Yeah, we know, the Fast & Furious franchise is growing more ludicrous than Chris Bridges.
The trajectory of the never-ending sequels increasingly defies the laws of physics and storytelling, but the first trailer for Hobbs & Shaw, the spinoff starring Dwayne "The Rock" Johnson and Jason Statham, pours a Red Bull into the gas tank of the franchise... and somehow, the car is still running, dammit.
With the trailer officially introducing sci-fi/fantasy elements to the series, Hobbs & Shaw appears to be a clear statement from Universal Pictures: "We have our own superhero universe." And Disney and the folks behind the Marvel Cinematic Universe better watch out.

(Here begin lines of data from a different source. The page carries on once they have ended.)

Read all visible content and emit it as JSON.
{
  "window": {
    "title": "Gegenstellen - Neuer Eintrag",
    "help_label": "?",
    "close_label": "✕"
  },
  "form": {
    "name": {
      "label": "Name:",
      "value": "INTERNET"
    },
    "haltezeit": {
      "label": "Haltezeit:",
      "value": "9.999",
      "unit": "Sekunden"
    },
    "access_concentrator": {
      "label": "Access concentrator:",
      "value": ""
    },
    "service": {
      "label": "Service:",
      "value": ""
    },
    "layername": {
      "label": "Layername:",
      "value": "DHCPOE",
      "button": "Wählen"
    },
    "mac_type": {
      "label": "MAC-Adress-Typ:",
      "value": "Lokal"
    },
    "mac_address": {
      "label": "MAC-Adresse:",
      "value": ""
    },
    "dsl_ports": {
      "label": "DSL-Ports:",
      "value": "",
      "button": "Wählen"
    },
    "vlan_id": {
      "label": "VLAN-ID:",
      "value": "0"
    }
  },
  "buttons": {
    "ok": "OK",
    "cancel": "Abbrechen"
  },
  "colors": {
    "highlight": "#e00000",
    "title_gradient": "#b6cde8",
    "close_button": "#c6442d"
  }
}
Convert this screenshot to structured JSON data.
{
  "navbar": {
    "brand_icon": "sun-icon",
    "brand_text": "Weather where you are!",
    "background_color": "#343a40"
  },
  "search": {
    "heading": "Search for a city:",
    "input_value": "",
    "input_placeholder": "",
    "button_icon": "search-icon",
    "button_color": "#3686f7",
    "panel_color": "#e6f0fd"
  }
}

For years, rival studios have been trying to develop their own cinematic universes as a response to Disney and Marvel Studios' shared universe. Warner Bros. clearly wants to establish its "Worlds of DC," Sony has its Spidey-less "Spidey-Verse," Paramount is scrambling to piece together the remnants of its Transformers series and ... Universal? Well, while its monster-themed Dark Universe appears to be dead in the water, it does have the multi-billion dollar Fast & Furious franchise.
Universal brilliantly (and sinisterly?) took a run-of-the-mill action flick franchise and, tapping into the right creatives (Justin Lin, James Wan, etc), managed to boil it into a bubbling stew of superhero cinema that's been quietly simmering for the last ten years. Either by design or dumb luck, the studio took a franchise right in front of them and evolved it into exactly what audiences have been perpetually craving -- superhero cinema. And now, embracing the monster of a franchise it has become, what began as a movie about fast cars, family and making a ton of money has transformed itself into a shared cinematic universe that may very well rival the likes of the MCU.
What Universal has going for it is the perception that Fast & Furious isn't a superhero movie. Its characters don't don costumes... well, for the most part. And its got an even broader mainstream appeal than Marvel's heroes and gods. While superhero cinema is badgered with assertions it's "nearing the end" of its time in the sun, or that it's ruining the medium multi-Oscar winner Steven Spielberg suggest, nobody seems to care that the Fast & Furious series keeps trucking (or, car-ing?) along. Where are the cries for the Fast & Furious series to end? They exist, sure, but quietly, off in the distance as each movie outlearns the one before it. We're addicted to the monstrous evolution this franchise has nurtured, and as Hobbs & Shaw's first trailer shows, it's only going to get weirder.
Like any beautiful disaster, Universal not only couldn't have seen this coming, the studio might not even know what they've gotten themselves into, to this day. The studio hoped to create a growing cinematic universe with the likes of Dracula Untold and Tom Cruise's Mummy, exploiting its horror library that has graced the silver screen at the dawn of "talkies." But audience weren't interested in what Universal Frankensteined together out of old properties. Thus, after one film, the planned "Dark Universe" seems to be as dead as Bela Lugosi.
But Universal has Hobbs & Shaw, and its Fast & Furious sequels, and that Netflix animated series, and a whole lot more up its sleeves, projects that could turn the franchise into something bigger than the largest superhero movie universe on the planet. Superhero fatigue? Perhaps. Fast cars and wacky stunts fatigue? Hardly.
As for Marvel? It might want to check its blind spot.